L’une des conséquences de la crise économique que nous traversons a été l’augmentation du nombre de personnes qui consultent pour des troubles de l’anxiété et des altérations émotionnelles, un scénario qui ne semble pas changer bientôt. Calamaro a dit "de continuer avec la pharmacie et avec l'endurance", et il en sera ainsi s'il n'y a pas d'autre remède ... mais cela ne semble pas être le plus conseillé, ou du moins c'est ce que l'on peut déduire d'une étude réalisée récemment par Consommateurs et utilisateurs (OCU), qui a constaté qu’il est très courant de prescrire des médicaments traiter les cas d'anxiété et de dépression légère qui pourraient être combattus efficacement par la psychothérapie.
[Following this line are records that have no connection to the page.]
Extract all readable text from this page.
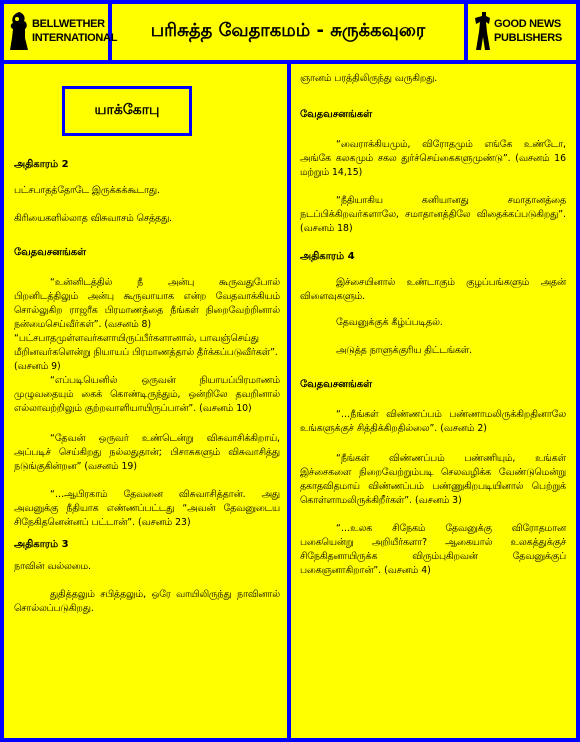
BELLWETHER
INTERNATIONAL	பரிசுத்த வேதாகமம் - சுருக்கவுரை	GOOD NEWS
PUBLISHERS
யாக்கோபு

அதிகாரம் 2

பட்சபாதத்தோடே இருக்கக்கூடாது.

கிரியைகளில்லாத விசுவாசம் செத்தது.

வேதவசனங்கள்

“உன்னிடத்தில் நீ அன்பு கூருவதுபோல் பிறனிடத்திலும் அன்பு கூருவாயாக என்ற வேதவாக்கியம் சொல்லுகிற ராஜரீக பிரமாணத்தை நீங்கள் நிறைவேற்றினால் நன்மைசெய்வீர்கள்”. (வசனம் 8)

“பட்சபாதமுள்ளவர்களாயிருப்பீர்களானால், பாவஞ்செய்து மீறினவர்களென்று நியாயப் பிரமாணத்தால் தீர்க்கப்படுவீர்கள்”. (வசனம் 9)

“எப்படியெனில் ஒருவன் நியாயப்பிரமாணம் முழுவதையும் கைக் கொண்டிருந்தும், ஒன்றிலே தவறினால் எல்லாவற்றிலும் குற்றவாளியாயிருப்பான்”. (வசனம் 10)

“தேவன் ஒருவர் உண்டென்று விசுவாசிக்கிறாய், அப்படிச் செய்கிறது நல்லதுதான்; பிசாசுகளும் விசுவாசித்து நடுங்குகின்றன” (வசனம் 19)

“…ஆபிரகாம் தேவனை விசுவாசித்தான். அது அவனுக்கு நீதியாக எண்ணப்பட்டது “அவன் தேவனுடைய சிநேகிதனென்னப் பட்டான்”. (வசனம் 23)

அதிகாரம் 3

நாவின் வல்லமை.

துதித்தலும் சபித்தலும், ஒரே வாயிலிருந்து நாவினால் சொல்லப்படுகிறது.

ஞானம் பரத்திலிருந்து வருகிறது.

வேதவசனங்கள்

“வைராக்கியமும், விரோதமும் எங்கே உண்டோ, அங்கே கலகமும் சகல துர்ச்செய்கைகளுமுண்டு”. (வசனம் 16 மற்றும் 14,15)

“நீதியாகிய கனியானது சமாதானத்தை நடப்பிக்கிறவர்களாலே, சமாதானத்திலே விதைக்கப்படுகிறது”. (வசனம் 18)

அதிகாரம் 4

இச்சையினால் உண்டாகும் குழப்பங்களும் அதன் விளைவுகளும்.

தேவனுக்குக் கீழ்ப்படிதல்.

அடுத்த நாளுக்குரிய திட்டங்கள்.

வேதவசனங்கள்

“…நீங்கள் விண்ணப்பம் பண்ணாமலிருக்கிறதினாலே உங்களுக்குச் சித்திக்கிறதில்லை”. (வசனம் 2)

“நீங்கள் விண்ணப்பம் பண்ணியும், உங்கள் இச்சைகளை நிறைவேற்றும்படி செலவழிக்க வேண்டுமென்று தகாதவிதமாய் விண்ணப்பம் பண்ணுகிறபடியினால் பெற்றுக் கொள்ளாமலிருக்கிறீர்கள்”. (வசனம் 3)

“…உலக சிநேகம் தேவனுக்கு விரோதமான பகையென்று அறியீர்களா? ஆகையால் உலகத்துக்குச் சிநேகிதனாயிருக்க விரும்புகிறவன் தேவனுக்குப் பகைஞனாகிறான்”. (வசனம் 4)
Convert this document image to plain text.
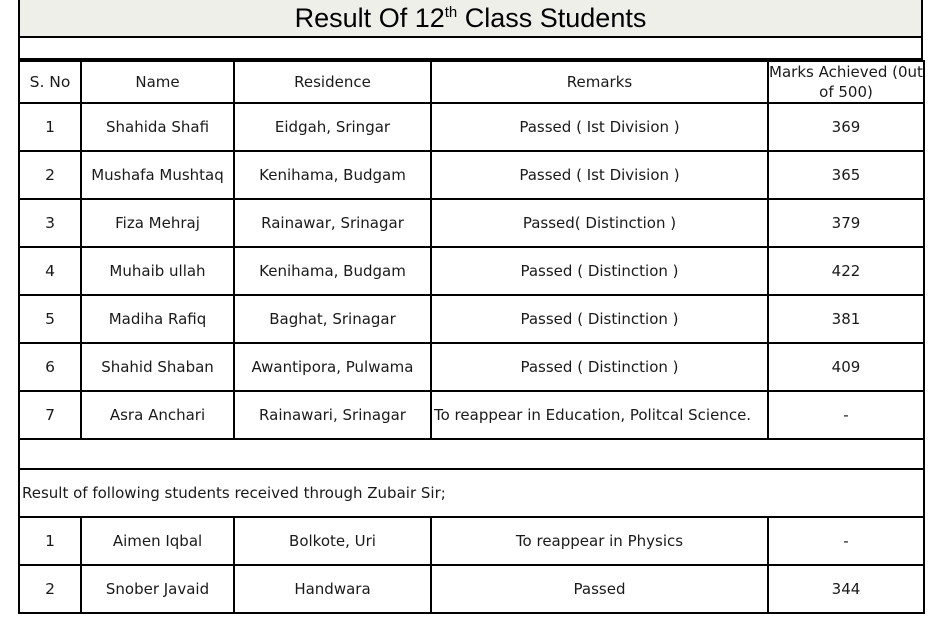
Result Of 12th Class Students
S. No	Name	Residence	Remarks	Marks Achieved (0ut of 500)
1	Shahida Shafi	Eidgah, Sringar	Passed ( Ist Division )	369
2	Mushafa Mushtaq	Kenihama, Budgam	Passed ( Ist Division )	365
3	Fiza Mehraj	Rainawar, Srinagar	Passed( Distinction )	379
4	Muhaib ullah	Kenihama, Budgam	Passed ( Distinction )	422
5	Madiha Rafiq	Baghat, Srinagar	Passed ( Distinction )	381
6	Shahid Shaban	Awantipora, Pulwama	Passed ( Distinction )	409
7	Asra Anchari	Rainawari, Srinagar	To reappear in Education, Politcal Science.	-

Result of following students received through Zubair Sir;				
1	Aimen Iqbal	Bolkote, Uri	To reappear in Physics	-
2	Snober Javaid	Handwara	Passed	344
Selon l'OCU, trop d'anxiolytiques et d'antidépresseurs sont utilisés au détriment de l'utilisation d'autres traitements, tels que la psychothérapie, qui sont généralement efficaces chez les patients souffrant d'anxiété et de dépression légère.

Plusieurs études indiquent que près du quart de la population souffrira d'un trouble mental à un moment donné de leur vie. Il est donc essentiel de traiter le traitement de ces affections, ainsi que de l'innocuité et de l'efficacité des médicaments et des thérapies utilisées. importance pour le bien-être des patients.

Selon les données recueillies par l'UCO, trop de personnes sont utilisées anxiolytiques et antidépresseurs au détriment de l'utilisation d'autres traitements, tels que la psychothérapie, qui sont généralement efficaces pour améliorer la qualité de vie des personnes souffrant d'anxiété et de dépression mineure. De plus, les patients n'ont souvent pas d'autre alternative, car ils ne se voient pas offrir la possibilité de recevoir un soutien psychologique et, le cas échéant, ils doivent faire face à des listes d'attente pouvant retarder le traitement de plusieurs mois. le recours aux médicaments est la solution la plus immédiate.

Pour cette raison, étant donné que les OCU affectent la nécessité d’améliorer l’assistance fournie à ces personnes en formant des professionnels des soins primaires et en facilitant l’accès des patients à une thérapie psychologique, avec ou sans médicament, selon chaque cas, et expliquer de cette manière, on obtiendrait de meilleurs résultats et pourrait également réduire la perte d'heures de travail qui cause généralement des troubles affectifs, ce qui permettrait de compenser le coût de la psychothérapie.

Clinical depression - major, post-partum, atypical, melancholic, persistent (Août 2019).